7) Choreography example (topics)

orders → OrderCreated{order_id}
inventory listens:
  on OrderCreated → try ReserveStock → emit StockReserved/StockReserveFailed
payments listens:
  on StockReserved → try ChargePayment → emit PaymentCaptured/PaymentFailed
shipping listens:
  on PaymentCaptured → CreateShipment → emit ShipmentCreated/ShipmentFailed
orders listens:
  on ShipmentCreated → mark Order Completed
  on PaymentFailed/StockReserveFailed → mark Order Failed
  • Add timeouts via a scheduler that emits StockReserveTimedOut if no result in time.
  • Keep topics per domain and keys per aggregate (e.g., order_id) for per‑key ordering.

8) Read models & UX

  • Users hate “pending forever.” Show immediate acceptance and a pending state while the saga runs.
  • Build query/read models (CQRS) that join data via events into denormalized tables for fast UIs.
  • For admin ops, expose a saga view: state, last event, retries, correlation ID.

9) Observability

  • Tracing: propagate trace_id, correlation_id, and include causation_id on every message.
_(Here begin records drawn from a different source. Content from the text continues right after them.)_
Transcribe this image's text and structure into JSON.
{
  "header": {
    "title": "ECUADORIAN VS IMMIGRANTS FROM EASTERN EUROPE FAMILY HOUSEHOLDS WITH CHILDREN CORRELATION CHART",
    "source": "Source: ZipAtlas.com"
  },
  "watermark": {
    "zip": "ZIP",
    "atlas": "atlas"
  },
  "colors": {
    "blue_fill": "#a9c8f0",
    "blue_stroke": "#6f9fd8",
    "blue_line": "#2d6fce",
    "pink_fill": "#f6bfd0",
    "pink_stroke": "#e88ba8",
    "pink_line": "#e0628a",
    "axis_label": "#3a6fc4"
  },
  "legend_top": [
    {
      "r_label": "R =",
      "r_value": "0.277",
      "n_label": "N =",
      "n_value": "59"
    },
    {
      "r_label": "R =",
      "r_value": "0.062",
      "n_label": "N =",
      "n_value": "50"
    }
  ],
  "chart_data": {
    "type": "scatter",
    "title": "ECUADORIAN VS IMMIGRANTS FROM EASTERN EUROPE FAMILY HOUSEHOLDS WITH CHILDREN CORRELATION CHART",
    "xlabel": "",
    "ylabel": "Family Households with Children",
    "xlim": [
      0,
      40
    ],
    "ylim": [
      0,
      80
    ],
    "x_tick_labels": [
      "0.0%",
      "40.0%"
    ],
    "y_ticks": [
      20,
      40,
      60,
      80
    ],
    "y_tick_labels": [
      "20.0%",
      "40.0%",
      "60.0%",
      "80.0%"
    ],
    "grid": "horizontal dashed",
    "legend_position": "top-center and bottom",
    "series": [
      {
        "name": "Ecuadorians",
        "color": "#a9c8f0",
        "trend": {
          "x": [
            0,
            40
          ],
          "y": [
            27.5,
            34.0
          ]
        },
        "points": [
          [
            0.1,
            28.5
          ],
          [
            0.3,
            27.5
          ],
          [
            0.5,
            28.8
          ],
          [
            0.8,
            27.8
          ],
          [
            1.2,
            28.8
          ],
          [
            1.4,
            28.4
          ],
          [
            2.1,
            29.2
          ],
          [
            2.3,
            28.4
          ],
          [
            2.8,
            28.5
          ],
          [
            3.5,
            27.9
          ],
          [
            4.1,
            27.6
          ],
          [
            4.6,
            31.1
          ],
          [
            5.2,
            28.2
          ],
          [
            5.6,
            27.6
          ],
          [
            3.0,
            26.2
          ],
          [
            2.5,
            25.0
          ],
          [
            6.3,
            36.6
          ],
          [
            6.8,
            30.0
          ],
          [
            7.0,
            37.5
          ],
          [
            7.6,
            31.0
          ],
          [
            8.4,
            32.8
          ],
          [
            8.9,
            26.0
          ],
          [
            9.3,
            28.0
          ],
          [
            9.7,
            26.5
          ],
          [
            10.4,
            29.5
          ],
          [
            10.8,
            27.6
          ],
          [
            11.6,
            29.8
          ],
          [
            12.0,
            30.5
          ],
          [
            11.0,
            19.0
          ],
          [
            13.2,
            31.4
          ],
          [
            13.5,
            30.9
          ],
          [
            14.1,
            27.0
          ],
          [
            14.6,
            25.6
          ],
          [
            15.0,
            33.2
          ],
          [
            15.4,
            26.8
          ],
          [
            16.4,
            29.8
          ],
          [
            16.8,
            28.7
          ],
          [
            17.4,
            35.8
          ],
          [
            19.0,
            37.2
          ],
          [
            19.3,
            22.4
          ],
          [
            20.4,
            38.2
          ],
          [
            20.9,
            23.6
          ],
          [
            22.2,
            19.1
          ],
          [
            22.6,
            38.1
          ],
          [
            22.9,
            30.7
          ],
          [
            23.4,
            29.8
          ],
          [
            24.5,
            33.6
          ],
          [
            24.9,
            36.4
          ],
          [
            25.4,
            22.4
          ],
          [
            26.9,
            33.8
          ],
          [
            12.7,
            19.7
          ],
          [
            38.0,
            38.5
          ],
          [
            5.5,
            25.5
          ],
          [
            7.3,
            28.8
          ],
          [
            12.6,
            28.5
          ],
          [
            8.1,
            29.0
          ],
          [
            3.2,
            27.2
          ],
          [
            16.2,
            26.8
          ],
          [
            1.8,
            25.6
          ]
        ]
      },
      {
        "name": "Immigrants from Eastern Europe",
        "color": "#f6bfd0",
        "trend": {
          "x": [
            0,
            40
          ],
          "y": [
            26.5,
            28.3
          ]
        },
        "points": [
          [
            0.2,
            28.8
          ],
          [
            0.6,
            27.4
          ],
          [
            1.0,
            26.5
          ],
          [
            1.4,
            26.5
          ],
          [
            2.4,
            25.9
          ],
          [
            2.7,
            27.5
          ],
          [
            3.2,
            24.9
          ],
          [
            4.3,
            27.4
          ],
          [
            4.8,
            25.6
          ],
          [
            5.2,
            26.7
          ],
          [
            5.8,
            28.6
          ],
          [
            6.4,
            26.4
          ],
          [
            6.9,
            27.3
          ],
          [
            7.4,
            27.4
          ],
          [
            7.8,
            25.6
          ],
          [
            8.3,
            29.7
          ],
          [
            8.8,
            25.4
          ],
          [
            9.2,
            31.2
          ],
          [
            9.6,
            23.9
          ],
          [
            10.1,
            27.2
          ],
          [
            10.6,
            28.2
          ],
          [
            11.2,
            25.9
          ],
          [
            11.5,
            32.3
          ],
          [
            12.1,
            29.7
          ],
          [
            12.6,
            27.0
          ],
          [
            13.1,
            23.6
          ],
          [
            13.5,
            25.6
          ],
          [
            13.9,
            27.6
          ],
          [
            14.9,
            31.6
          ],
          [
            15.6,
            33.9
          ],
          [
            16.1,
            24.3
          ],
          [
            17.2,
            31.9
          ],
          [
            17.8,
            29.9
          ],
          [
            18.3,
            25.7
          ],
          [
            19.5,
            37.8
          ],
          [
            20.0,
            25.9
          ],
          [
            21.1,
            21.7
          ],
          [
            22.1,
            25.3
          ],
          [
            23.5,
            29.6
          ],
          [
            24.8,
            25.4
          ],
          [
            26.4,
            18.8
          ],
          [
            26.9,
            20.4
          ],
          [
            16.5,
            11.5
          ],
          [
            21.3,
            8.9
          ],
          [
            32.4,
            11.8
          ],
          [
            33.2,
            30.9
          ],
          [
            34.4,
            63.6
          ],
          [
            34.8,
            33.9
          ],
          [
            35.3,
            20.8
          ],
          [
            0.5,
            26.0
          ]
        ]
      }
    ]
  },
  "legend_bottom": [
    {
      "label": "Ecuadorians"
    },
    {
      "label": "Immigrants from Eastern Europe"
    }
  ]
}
Spans per step with events: sent, received, retry, timeout, compensation.
  • Metrics: saga_started_total, saga_completed_total, saga_failed_total, per‑step latency histograms, retries, DLQ size.
  • Logging: structured logs with saga, order_id, event, attempt, state.

10) Pitfalls & fast fixes

| Pitfall | Why it hurts | Fix | |---|---|---| | Using events to tell others what to do | Tight coupling creeps back | Use commands for requests; events for facts | | No outbox/inbox | Drops/dupes cause chaos | Add outbox (emit) + inbox (dedupe) | | Global ordering assumptions | Doesn’t exist | Order is per key; include sequence/version | | No compensations | Irreversible side‑effects | Design undo/mitigate steps upfront | | Orchestrators that keep all state in memory | Lost progress on crash | Persist saga state; resume on restart | | Chatty events with breaking schema | Subscriber breakage | Version events; use additive changes | | Infinite retries on permanent errors | System thrash | Backoff + jitter, DLQ + alerting | | Hard deletes of events | Lost audit/replay | Retain events (compact only when safe) |


Quick checklist

  • [ ] Distinguish commands (requests) vs events (facts).
  • [ ] Pick orchestration or choreography per workflow; document steps, timeouts, compensations.
  • [ ] Implement outbox/inbox, idempotency, correlation/causation IDs.
  • [ ] Key streams by aggregate ID; include version/sequence.
  • [ ] Add DLQ, backoff, and saga dashboards.
  • [ ] Version events and publish schemas/contracts.

One‑minute adoption plan

  1. Map one real workflow (e.g., order‑to‑cash) into steps, success criteria, compensations, and timeouts.
  2. Implement a minimal orchestrator or choreography with outbox/inbox and idempotent handlers.
  3. Add correlation IDs end‑to‑end and basic metrics/tracing.
  4. Provide a pending UX and a saga status endpoint.
  5. Iterate: measure failures/timeouts, tune retries, and refine compensations.